Uncovering the genetic underpinnings for different psychiatric disorder combinations

Psychiatric disorders are highly heterogeneous. Clinically, it is meaningful to distinguish psychiatric disorders by the presence or absence of a specific comorbid condition. In this study, we employed a recently developed algorithm (CombGWAS) to decipher the genetic basis of psychiatric disorder combinations using GWAS summary statistics.
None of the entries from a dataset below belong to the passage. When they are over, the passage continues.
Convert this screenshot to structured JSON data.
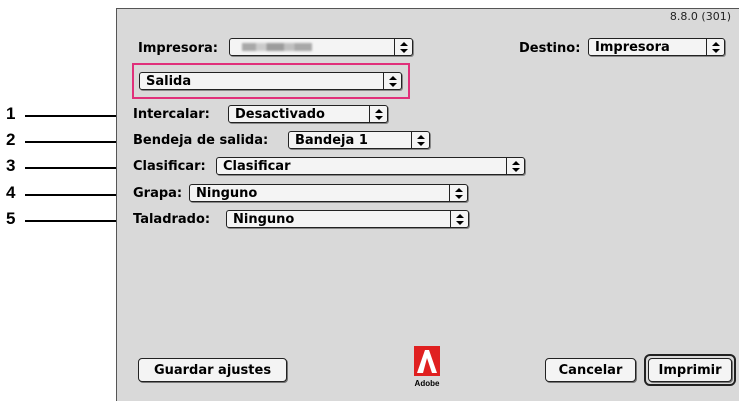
{
  "version": "8.8.0 (301)",
  "printer": {
    "label": "Impresora:",
    "value": ""
  },
  "destination": {
    "label": "Destino:",
    "value": "Impresora"
  },
  "panel": {
    "value": "Salida"
  },
  "fields": {
    "collate": {
      "number": "1",
      "label": "Intercalar:",
      "value": "Desactivado"
    },
    "output_tray": {
      "number": "2",
      "label": "Bendeja de salida:",
      "value": "Bandeja 1"
    },
    "sort": {
      "number": "3",
      "label": "Clasificar:",
      "value": "Clasificar"
    },
    "staple": {
      "number": "4",
      "label": "Grapa:",
      "value": "Ninguno"
    },
    "punch": {
      "number": "5",
      "label": "Taladrado:",
      "value": "Ninguno"
    }
  },
  "buttons": {
    "save": "Guardar ajustes",
    "cancel": "Cancelar",
    "print": "Imprimir"
  },
  "logo": {
    "text": "Adobe",
    "color": "#e02020"
  },
  "colors": {
    "highlight": "#e0307a",
    "dialog_bg": "#d9d9d9"
  }
}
We focused on comorbidities and combinations of diseases, such as schizophrenia(SCZ) with and without depression, which can be considered as two 'subtypes' of SCZ. We also studied psychiatric disorders comorbid with obesity as disease subtypes. Our study identified genetic signatures that distinguish different 'subtypes' and revealed the genetic architecture underlying 16 psychiatric disorder combinations. We discovered both shared and unique susceptibility genes/variants across different psychiatric disorder 'subtypes'. Notably, despite high genetic correlations between subtypes, most subtype pairs exhibited distinct genetic correlations with the same cardiovascular disease (CVD). Some pairs even displayed opposite genetic correlations, especially those involving obesity. For instance, the genetic correlation (rg) between SCZ with obesity and type 2 diabetes(T2DM) was 0.248(p=4.42E-28), while the rg between SCZ without obesity and T2DM was -0.154(p=6.79E-12). Many psychiatric disease combinations studied were causally associated with increased CVD risks. Moreover, comorbid psychiatric disorders often showed different causal relationships with CVD compared to single psychiatric disorders. This study represents a significant step toward understanding the genetic heterogeneity underlying psychiatric disorder comorbidities, providing new insights into their pathophysiology.